Para Vânia Beliz, o compromisso de ambos é parte essencial deste processo. “A partir do momento em que iniciamos uma relação sexual, é importante que fique claro o uso do preservativo até ao fim e que não seja retirado a meio. Tem de ficar bem explícito. A mulher terá sempre a hipótese de ter o preservativo feminino, que muitas também não estão habituadas e não querem usar”, refere a sexóloga.

Uma vez diante de um caso desta natureza com um desconhecido, que no entender da especialista “configura situação de abuso”, o “protocolo é o mesmo como se se tivesse sido violada”, afirma. “A partir do momento em que o preservativo é retirado, e não se conhecendo a pessoa e se ela tem ou não uma doença, o protocolo é ir ao hospital, fazer medicação”, detalha a especialista.

A existência ou não de trauma “vai depender também da forma como a pessoa vai lidar com a situação”, considera Vânia Beliz.

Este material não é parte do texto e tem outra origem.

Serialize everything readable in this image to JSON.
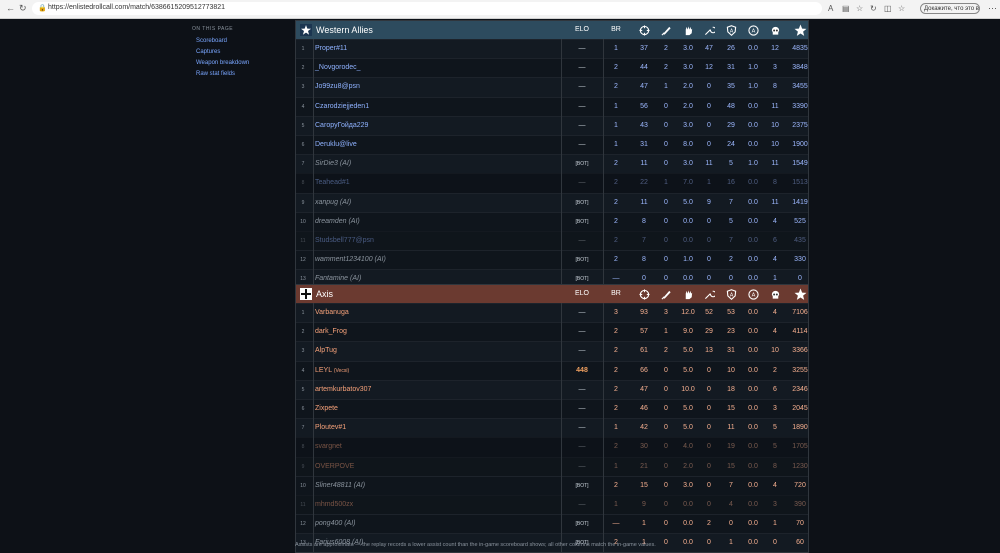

Para a sexóloga, é claro que, existindo dificuldades, “é preciso procurar ajuda psicológica”. “No caso de aumento da ansiedade, pode gerar-se medo relativamente àquele ato. Neste caso, as mulheres mais ansiosas o que fazem é tomar a pílula do dia seguinte, mas isso é apenas para a gravidez indesejada, não para as infeções sexualmente transmissíveis”, alerta.